🤖 AI Summary
Existing methods struggle to robustly extract structured 3D representations of deformable objects, and high-quality 3D datasets remain scarce due to reliance on expensive acquisition hardware or labor-intensive manual annotation. This work proposes a low-cost, fully automatic framework that requires only an RGB-D camera and leverages motion consistency constraints to enable unsupervised 3D keypoint detection and robust temporal tracking. The approach produces geometrically consistent and temporally smooth structured representations without any annotated supervision. It significantly outperforms current tracking techniques, achieving notable improvements in both geometric accuracy and stability.
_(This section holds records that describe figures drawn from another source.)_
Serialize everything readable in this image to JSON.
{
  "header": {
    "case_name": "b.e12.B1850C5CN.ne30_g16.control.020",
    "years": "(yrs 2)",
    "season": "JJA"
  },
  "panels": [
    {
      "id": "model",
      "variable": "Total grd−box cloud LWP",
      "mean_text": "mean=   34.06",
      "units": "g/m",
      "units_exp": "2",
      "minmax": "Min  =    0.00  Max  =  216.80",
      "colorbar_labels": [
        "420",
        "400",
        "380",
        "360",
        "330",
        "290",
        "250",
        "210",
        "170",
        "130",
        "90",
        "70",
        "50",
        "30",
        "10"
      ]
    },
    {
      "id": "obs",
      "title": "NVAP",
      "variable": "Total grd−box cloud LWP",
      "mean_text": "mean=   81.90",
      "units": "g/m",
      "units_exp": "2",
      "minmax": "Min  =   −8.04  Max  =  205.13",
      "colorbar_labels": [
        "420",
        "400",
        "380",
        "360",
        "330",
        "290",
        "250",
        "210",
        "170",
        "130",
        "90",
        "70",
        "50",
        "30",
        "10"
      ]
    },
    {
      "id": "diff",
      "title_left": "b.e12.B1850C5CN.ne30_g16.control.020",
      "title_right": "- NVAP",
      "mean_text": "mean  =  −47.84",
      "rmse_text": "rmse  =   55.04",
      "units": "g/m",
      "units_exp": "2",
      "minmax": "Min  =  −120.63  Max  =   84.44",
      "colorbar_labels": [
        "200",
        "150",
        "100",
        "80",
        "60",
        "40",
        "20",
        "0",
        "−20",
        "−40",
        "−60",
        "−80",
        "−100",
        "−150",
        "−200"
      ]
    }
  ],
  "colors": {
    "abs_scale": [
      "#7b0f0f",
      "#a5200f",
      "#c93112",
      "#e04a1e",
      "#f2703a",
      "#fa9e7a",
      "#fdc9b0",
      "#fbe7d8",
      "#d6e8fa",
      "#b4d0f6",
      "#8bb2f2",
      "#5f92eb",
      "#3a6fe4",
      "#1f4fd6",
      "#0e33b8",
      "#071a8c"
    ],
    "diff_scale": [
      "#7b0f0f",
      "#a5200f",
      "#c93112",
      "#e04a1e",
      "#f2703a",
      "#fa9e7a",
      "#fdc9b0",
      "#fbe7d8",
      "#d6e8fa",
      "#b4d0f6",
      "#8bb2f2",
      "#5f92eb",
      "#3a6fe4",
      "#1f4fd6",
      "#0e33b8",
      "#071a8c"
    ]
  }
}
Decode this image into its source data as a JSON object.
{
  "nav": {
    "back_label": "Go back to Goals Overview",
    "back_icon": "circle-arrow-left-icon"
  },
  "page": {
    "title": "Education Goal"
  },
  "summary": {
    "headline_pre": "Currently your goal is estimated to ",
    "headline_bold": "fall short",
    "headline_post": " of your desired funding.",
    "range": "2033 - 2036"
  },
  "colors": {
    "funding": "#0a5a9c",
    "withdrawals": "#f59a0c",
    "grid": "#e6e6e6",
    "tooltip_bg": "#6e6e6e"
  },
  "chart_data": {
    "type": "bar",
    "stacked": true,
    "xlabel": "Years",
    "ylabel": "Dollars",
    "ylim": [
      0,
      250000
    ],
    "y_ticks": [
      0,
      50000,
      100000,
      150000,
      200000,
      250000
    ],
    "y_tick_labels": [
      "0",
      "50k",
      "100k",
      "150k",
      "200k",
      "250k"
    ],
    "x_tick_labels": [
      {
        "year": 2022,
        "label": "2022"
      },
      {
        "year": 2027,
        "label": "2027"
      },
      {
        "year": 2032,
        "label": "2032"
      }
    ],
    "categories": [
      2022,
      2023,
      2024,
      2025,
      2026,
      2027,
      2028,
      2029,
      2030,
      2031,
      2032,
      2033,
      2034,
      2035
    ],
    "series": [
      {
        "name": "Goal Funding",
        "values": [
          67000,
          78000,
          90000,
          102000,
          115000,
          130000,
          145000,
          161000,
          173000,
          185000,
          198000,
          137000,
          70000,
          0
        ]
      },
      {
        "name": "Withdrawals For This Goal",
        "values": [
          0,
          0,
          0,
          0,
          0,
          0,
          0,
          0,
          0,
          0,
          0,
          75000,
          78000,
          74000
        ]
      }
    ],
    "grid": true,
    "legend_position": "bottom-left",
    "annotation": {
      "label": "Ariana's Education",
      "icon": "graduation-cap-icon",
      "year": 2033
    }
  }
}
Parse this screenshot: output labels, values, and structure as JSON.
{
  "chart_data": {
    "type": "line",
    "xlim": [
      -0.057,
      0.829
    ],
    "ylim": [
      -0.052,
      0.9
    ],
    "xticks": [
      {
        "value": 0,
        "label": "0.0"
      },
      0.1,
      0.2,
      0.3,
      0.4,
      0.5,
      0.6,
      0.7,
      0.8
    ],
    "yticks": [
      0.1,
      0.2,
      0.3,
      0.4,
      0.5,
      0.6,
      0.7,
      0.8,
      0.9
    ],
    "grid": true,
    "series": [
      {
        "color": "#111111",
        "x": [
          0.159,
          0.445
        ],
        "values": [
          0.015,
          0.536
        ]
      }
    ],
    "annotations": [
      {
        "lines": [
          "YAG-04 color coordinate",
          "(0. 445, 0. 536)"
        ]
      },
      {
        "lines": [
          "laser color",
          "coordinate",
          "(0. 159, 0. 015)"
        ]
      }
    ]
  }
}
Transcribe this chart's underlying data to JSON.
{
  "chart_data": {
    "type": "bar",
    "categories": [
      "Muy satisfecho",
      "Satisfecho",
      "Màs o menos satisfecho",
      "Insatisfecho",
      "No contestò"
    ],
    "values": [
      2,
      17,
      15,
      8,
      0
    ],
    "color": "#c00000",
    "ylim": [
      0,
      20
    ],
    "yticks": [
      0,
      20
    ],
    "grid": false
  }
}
Furthermore, the authors release a large-scale, high-quality 3D keypoint trajectory dataset comprising six categories of deformable objects with a total duration of 110 minutes.
📝 Abstract
Structured 3D representations such as keypoints and meshes offer compact, expressive descriptions of deformable objects, jointly capturing geometric and topological information useful for downstream tasks such as dynamics modeling and motion planning. However, robustly extracting such representations remains challenging, as current perception methods struggle to handle complex deformations. Moreover, large-scale 3D data collection remains a bottleneck: existing approaches either require prohibitive data collection efforts, such as labor-intensive annotation or expensive motion capture setups, or rely on simplifying assumptions that break down in unstructured environments. As a result, large-scale 3D datasets and benchmarks for deformable objects remain scarce. To address these challenges, this paper presents an affordable and autonomous framework for collecting 3D datasets of deformable objects using only RGB-D cameras. The proposed method identifies 3D keypoints and robustly tracks their trajectories, incorporating motion consistency constraints to produce temporally smooth and geometrically coherent data. TrackDeform3D is evaluated against several state-of-the-art tracking methods across diverse object categories and demonstrates consistent improvements in both geometric and tracking accuracy. Using this framework, this paper presents a high-quality, large-scale dataset consisting of 6 deformable objects, totaling 110 minutes of trajectory data.